Yes, I ran a hard race 6 days before a 100 miler. Yes, I know that's stupid.
I knew Ron Daws a little. We both belonged to the "train harder than anyone else" philosophy, though his body broke down only at 130 miles per week and mine at 40. I remember racing against him once, an indoor mile, when I was 22 and he about 45; I won. You don't forget beating a former Olympian. I'm sure I was on the losing end at least once, but you don't remember those.

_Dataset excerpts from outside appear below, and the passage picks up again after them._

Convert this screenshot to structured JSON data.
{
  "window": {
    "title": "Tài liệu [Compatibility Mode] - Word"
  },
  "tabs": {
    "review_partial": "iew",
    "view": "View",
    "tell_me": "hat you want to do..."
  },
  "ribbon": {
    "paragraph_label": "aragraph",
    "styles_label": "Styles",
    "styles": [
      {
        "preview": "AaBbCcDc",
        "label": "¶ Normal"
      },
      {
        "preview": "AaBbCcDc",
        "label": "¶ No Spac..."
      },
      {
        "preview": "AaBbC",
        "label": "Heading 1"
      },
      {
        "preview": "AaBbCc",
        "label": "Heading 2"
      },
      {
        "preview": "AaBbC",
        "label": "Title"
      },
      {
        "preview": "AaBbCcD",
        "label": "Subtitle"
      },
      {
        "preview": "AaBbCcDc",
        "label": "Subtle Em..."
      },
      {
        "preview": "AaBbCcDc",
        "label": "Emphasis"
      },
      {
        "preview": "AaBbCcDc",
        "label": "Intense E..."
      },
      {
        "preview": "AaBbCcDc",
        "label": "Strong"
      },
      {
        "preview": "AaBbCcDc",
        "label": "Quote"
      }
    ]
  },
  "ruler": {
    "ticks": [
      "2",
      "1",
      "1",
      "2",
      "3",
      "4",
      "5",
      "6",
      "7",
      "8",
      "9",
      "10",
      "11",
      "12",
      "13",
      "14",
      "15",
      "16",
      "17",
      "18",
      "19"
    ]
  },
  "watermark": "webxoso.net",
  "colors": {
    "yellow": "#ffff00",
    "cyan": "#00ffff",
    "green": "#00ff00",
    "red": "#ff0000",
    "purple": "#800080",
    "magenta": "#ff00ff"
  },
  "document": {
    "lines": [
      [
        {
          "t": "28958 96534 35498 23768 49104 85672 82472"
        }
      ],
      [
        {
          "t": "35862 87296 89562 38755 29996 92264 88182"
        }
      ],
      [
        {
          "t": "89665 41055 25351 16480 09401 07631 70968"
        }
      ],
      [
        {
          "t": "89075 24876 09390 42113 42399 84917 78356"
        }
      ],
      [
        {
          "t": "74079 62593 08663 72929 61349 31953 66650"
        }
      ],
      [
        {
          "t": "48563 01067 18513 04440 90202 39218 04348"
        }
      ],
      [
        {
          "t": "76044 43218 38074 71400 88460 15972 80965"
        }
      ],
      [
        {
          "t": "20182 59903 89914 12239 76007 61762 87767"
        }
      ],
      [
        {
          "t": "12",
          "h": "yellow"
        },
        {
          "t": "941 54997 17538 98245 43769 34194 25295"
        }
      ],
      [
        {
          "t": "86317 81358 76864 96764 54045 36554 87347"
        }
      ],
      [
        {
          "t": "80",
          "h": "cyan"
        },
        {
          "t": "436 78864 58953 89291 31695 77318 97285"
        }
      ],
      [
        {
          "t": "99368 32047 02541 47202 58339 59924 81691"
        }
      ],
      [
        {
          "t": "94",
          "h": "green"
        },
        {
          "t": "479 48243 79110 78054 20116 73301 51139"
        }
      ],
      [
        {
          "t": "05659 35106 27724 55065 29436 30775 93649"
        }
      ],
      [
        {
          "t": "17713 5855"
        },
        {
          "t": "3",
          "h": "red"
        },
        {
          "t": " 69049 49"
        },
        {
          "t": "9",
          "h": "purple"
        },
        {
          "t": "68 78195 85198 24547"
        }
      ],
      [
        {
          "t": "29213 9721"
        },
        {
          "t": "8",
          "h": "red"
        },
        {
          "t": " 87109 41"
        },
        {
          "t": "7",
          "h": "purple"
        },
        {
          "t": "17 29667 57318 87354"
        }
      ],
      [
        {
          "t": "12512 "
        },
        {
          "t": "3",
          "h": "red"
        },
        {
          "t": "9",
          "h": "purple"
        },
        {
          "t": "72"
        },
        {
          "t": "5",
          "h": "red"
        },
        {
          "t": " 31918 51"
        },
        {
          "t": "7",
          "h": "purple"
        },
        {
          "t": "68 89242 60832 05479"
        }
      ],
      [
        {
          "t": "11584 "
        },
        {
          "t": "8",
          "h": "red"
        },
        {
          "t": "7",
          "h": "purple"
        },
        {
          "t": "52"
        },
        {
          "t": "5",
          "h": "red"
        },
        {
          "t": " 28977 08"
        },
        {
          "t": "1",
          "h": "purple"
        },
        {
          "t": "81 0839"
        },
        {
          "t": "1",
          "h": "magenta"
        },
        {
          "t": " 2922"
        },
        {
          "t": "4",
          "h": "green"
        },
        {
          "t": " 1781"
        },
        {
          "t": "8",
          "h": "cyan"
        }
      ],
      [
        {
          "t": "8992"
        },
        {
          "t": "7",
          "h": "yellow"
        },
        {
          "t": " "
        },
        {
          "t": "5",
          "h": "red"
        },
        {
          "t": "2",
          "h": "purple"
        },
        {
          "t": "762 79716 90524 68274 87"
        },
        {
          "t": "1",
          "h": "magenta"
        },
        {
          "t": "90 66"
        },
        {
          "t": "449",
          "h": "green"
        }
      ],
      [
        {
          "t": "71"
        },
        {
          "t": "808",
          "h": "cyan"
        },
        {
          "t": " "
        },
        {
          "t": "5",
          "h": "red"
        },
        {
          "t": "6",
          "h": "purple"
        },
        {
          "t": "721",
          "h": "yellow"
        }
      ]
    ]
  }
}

At the race, there were a number of (overlong) tributes to Ron. Steve Hoag (2:11 marathon at Boston) and Lorraine Moller (ex-wife of Ron and about 2:28 marathon; I think she still has the fastest marathon in Minnesota by a female Minnesota resident and had the New Zealand record until Allison Roe came along) reminded everyone how Ron just pushed everything - and everyone - to the limit. Gee, that sounds familiar...
The course got changed due to road construction and I wasn't going to bother trying to figure out the changes; just follow the guys ahead of me. The plan was to go out comfortably, and when the pace seemed tough, slack off, because there's a 100 Miler in 6 days. I hit the first mile in 6:45... and then sped up. I was just under 20 minutes at the 3 mile mark.

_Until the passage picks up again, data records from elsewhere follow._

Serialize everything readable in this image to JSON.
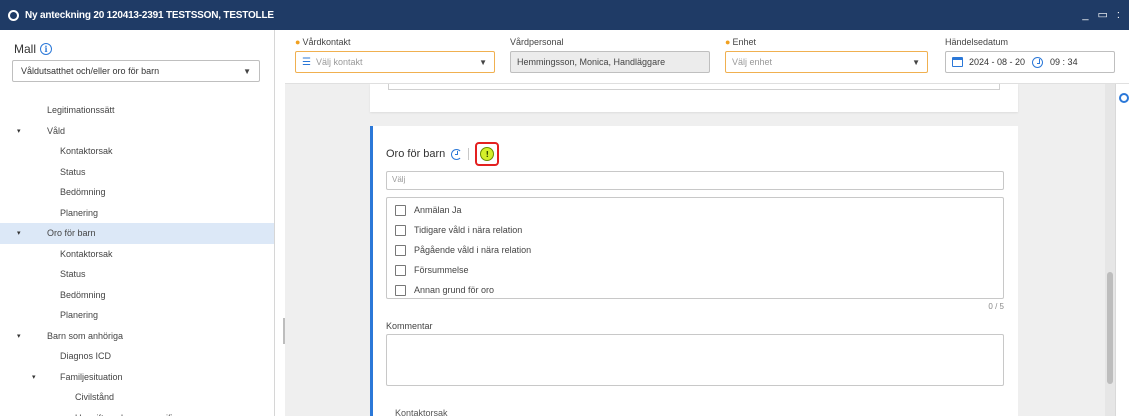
{
  "window": {
    "title": "Ny anteckning 20 120413-2391 TESTSSON, TESTOLLE",
    "controls": "_ ▭ :"
  },
  "sidebar": {
    "mall_label": "Mall",
    "mall_value": "Våldutsatthet och/eller oro för barn",
    "tree": [
      {
        "label": "Legitimationssätt",
        "level": 1,
        "toggle": ""
      },
      {
        "label": "Våld",
        "level": 1,
        "toggle": "▾"
      },
      {
        "label": "Kontaktorsak",
        "level": 2,
        "toggle": ""
      },
      {
        "label": "Status",
        "level": 2,
        "toggle": ""
      },
      {
        "label": "Bedömning",
        "level": 2,
        "toggle": ""
      },
      {
        "label": "Planering",
        "level": 2,
        "toggle": ""
      },
      {
        "label": "Oro för barn",
        "level": 1,
        "toggle": "▾",
        "selected": true
      },
      {
        "label": "Kontaktorsak",
        "level": 2,
        "toggle": ""
      },
      {
        "label": "Status",
        "level": 2,
        "toggle": ""
      },
      {
        "label": "Bedömning",
        "level": 2,
        "toggle": ""
      },
      {
        "label": "Planering",
        "level": 2,
        "toggle": ""
      },
      {
        "label": "Barn som anhöriga",
        "level": 1,
        "toggle": "▾"
      },
      {
        "label": "Diagnos ICD",
        "level": 2,
        "toggle": ""
      },
      {
        "label": "Familjesituation",
        "level": 2,
        "toggle": "▾"
      },
      {
        "label": "Civilstånd",
        "level": 3,
        "toggle": ""
      },
      {
        "label": "Uppgift om barn - specificeras u...",
        "level": 3,
        "toggle": ""
      }
    ]
  },
  "topbar": {
    "vardkontakt": {
      "label": "Vårdkontakt",
      "placeholder": "Välj kontakt"
    },
    "vardpersonal": {
      "label": "Vårdpersonal",
      "value": "Hemmingsson, Monica, Handläggare"
    },
    "enhet": {
      "label": "Enhet",
      "placeholder": "Välj enhet"
    },
    "handelsedatum": {
      "label": "Händelsedatum",
      "date": "2024 - 08 - 20",
      "time": "09 : 34"
    }
  },
  "card": {
    "title": "Oro för barn",
    "search_placeholder": "Välj",
    "options": [
      "Anmälan Ja",
      "Tidigare våld i nära relation",
      "Pågående våld i nära relation",
      "Försummelse",
      "Annan grund för oro"
    ],
    "counter": "0 / 5",
    "kommentar_label": "Kommentar",
    "next_section": "Kontaktorsak"
  },
  "colors": {
    "titlebar": "#1f3b66",
    "accent": "#2b78d8",
    "highlight_border": "#e32020",
    "alert_icon": "#d4ef2a"
  }
}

Then things got messed up, as the guys I was following made a wrong turn. It wasn't immediately obvious because there were markings and pylons showing we were on the course; we just skipped a loop. When I figured this out, I turned around and sheepishly said hi to everyone coming toward me for a while. I had decided to wear my Garmin (the course had always been marked in kilometers and I wanted to know miles; this year it was in miles), so when I got back to the wrong turn and there was a mile marker there, I could tell I added 1.74 miles. This was a blessing in disguise, as there was no temptation to race any more.
I was passing people the rest of the way, starting from second-to-last and moving past 40-50 runners by the end. I'd slowed to 7:15 miles, then slowed again at 10 miles to 7:45 and cruised in the last couple at 8:00.

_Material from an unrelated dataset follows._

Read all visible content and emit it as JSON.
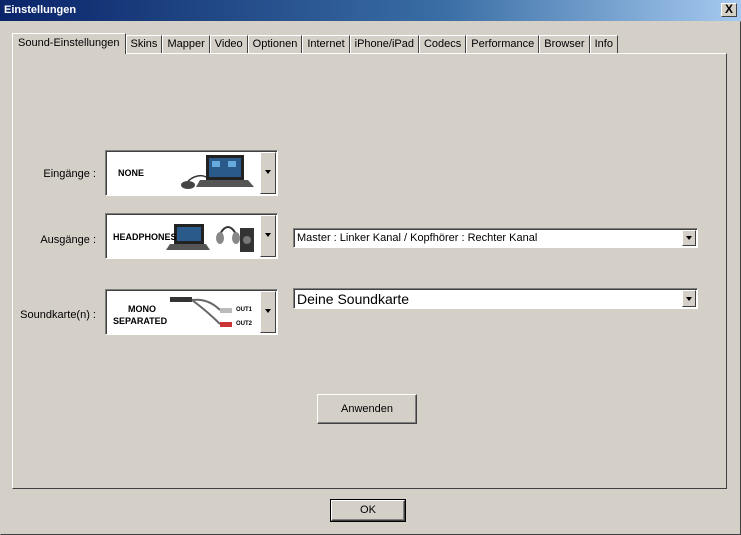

Garmin total: 17.22 miles in 2:08:36 (Co-incidentally, that's exactly Derek Clayton's world marathon record time from 1968. It lasted 15 years. 1968 was when Daws ran the Olympic marathon.) Heart rate average = 165! (max=181)
Before and after the race, I got to talk to a bunch of people, from Bruce Mortenson and Jerry Heaps, who I raced against when I first started running, to people I'd never met, including one who told me his son Mike's a big fan of this blog. [Hi, Mike! Good to have at least one fan!] There should be at least two other descriptions of this race from my blogroll soon.
Now, maybe I should rest before Zumbro.